5. Balance Sheet Discipline and Capital Allocation

Weyco’s zero net debt and strong liquidity position enable continued dividend payments, opportunistic buybacks, and investment in sourcing flexibility, providing resilience as the company navigates macro and policy shocks.

Key Considerations

This quarter’s results underscore the centrality of tariff risk and supply chain agility to Weyco’s near-term outlook. Leadership’s actions and commentary point to several strategic considerations for investors:

  • Tariff Policy Remains the Wild Card: Future changes in U.S. and partner-country tariffs will directly impact sourcing costs, inventory valuation, and gross margins.
  • Retailer Caution Limits Wholesale Visibility: Major customers are managing inventory tightly, and while Weyco’s credit exposure is currently stable, the environment remains fragile.
  • Brand Health and Consumer Behavior: All key brands are experiencing demand softness, with discretionary footwear purchases among the first to be deferred in a cautious consumer landscape.
  • Operational Flexibility is a Core Strength: Management’s long experience in global sourcing and a strong balance sheet provide the company with tools to adapt, though not to fully insulate against shocks.
  • International Profitability is Not Assured: Australia and South Africa offer market share and diversification but face the same consumer and wholesale headwinds as North America.

Risks

Weyco faces material risk from shifting tariff regimes, with the unpredictability of U.S. and foreign policy changes creating ongoing cost and supply chain uncertainty.
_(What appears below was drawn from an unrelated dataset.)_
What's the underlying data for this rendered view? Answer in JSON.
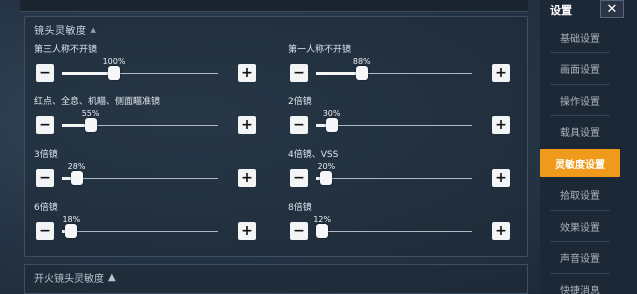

Consumer demand for men’s footwear remains soft, and further macroeconomic weakness could deepen sales declines. Retailer credit quality and inventory discipline, while currently manageable, could deteriorate if the retail environment worsens. International operations, though strategically important, are subject to currency, demand, and execution risks that have led to recent operating losses.

Forward Outlook

For Q3 2025, Weyco refrained from providing formal quantitative guidance, citing:

  • Ongoing uncertainty around tariff rates and global trade policy
  • Persistent weak consumer sentiment and retailer caution

Management expects the challenging environment to persist through the second half of 2025, with continued focus on margin mitigation, further supply chain diversification, and disciplined inventory management. Annual capital expenditures are estimated at $1 to $2 million, with dividend and buyback activity to continue as cash flow permits. Visibility on margin recovery will depend on the evolution of tariff policy and consumer demand trends.

Takeaways

  • Tariff and Supply Chain Agility is Central: The company’s ability to rapidly adjust sourcing and pricing will determine near-term profitability as tariff rates remain volatile.
  • Brand and Channel Weakness Persists: All major brands and both wholesale and retail channels are experiencing demand softness, with no near-term rebound in sight.
  • Watch for Further Sourcing Shifts and Pricing Actions: Investors should monitor tariff developments, sourcing mix changes, and the impact of price increases on both volume and margin in the coming quarters.

Conclusion

Weyco’s Q2 2025 results reflect a business under pressure from external shocks—tariffs, consumer caution, and retailer inventory discipline. Management’s proactive sourcing and pricing actions provide some cushion, but the path to recovery hinges on external developments beyond the company’s control. The balance sheet remains a source of strength as Weyco navigates this uncertain landscape.

Industry Read-Through

Weyco’s experience this quarter is a cautionary signal for footwear and broader apparel companies with global supply chains, especially those with legacy exposure to China. Tariff volatility and retailer inventory conservatism are likely to weigh on peers, while the need for agile sourcing and pricing strategies is now a baseline capability for sector resilience. Companies with strong balance sheets and diversified sourcing are best positioned to weather ongoing trade and consumer uncertainty, but even these advantages offer only partial protection as macro and policy headwinds persist.